Per questo, i vers. 14-15 mi sembra vadano considerati come l’amaro orizzonte di una vita chiusa su se stessa e dominata dalla “concupiscenza”. Il senso singolarmente negativo di questo termine sta nel fatto che può essere percepito come una certa “potenza”, ma è in realtà una potenza di morte. Se qualcuno avrà tempo e desiderio di riprendere il grande testo di Genesi 3, rimarrà impressionato da come quel capitolo sembra raccogliersi con straordinaria evidenza in questi soli due versetti di Giacomo.
Dio ti benedica. E tu benedicimi. Tuo. Giovanni.
v. 12 “Beato l’uomo che sopporta la tentazione..” La prima parola di oggi ci collega alle beatitudini del Vangelo, con la forza di speranza attuale e la promessa come esito finale: “riceverà la corona della vita”. “…per coloro che lo amano”: ci si può mettere al servizio del Signore per amore, e quindi anche sopportare le prove per amore. Il verbo al presente suggerisce una perseveranza nell’amore: quelli che “continuano ad amarlo” anche nella prova. Ricordiamo la tentazione della moglie di Giobbe: “Ora smetti di avere fiducia nel Signore!”. Oggi il brano letto ci dice chiaramente che le tentazioni non vengono da Dio, ma dalla nostra concupiscenza, dalle passioni che sono entro di noi.
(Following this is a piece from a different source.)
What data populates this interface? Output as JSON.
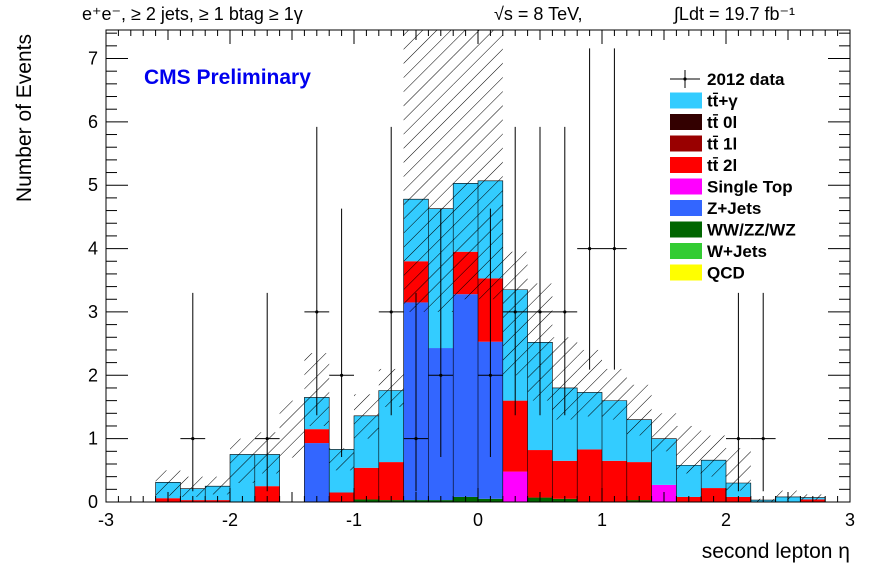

E’ qualcosa di interno a noi, ma che non è propriamente parte di noi, infatti da ciò noi veniamo “attratti (strappati fuori) e sedotti”. Nel v. vediamo che c’è la concupiscenza, poi c’è il peccato, poi c’è la morte: è una catena negativa (come pure notiamo una catena positiva al v. 12: tentazione, perseveranza e corona di vita). Anche nel brano precedente (vv. 9-11) abbiamo ascoltato una serie di vicende “negative” che accadono al ricco. Queste parole di oggi, possono anche voler dire semplicemente come è la vita degli uomini quando sono soli con se stessi. In realtà ci può essere un cambiamento nella vita delle persone, allorchè si evita l’inganno di considerare Dio causa di nostra condizioni o azioni negative.,Infatti la lettera ci esorta a non dire: “Sono tentato da Dio!”, cioè ci esorta a non lasciarci ingannare, per non perdere Colui che solo ci può aiutare spezzando questo ciclo di causa-effetto che ha come suo esito la morte. La perseveranza nella prova può anche avere l’aspetto della “stabilità” come è prevista nella nostra Piccola Regola. Stabilità che è insieme perseveranza, sottomissione e fedeltà. Come il salmo 1 che canta la beatitudine dell’uomo che fedelmente rimane nella legge, nella parola, del Signore.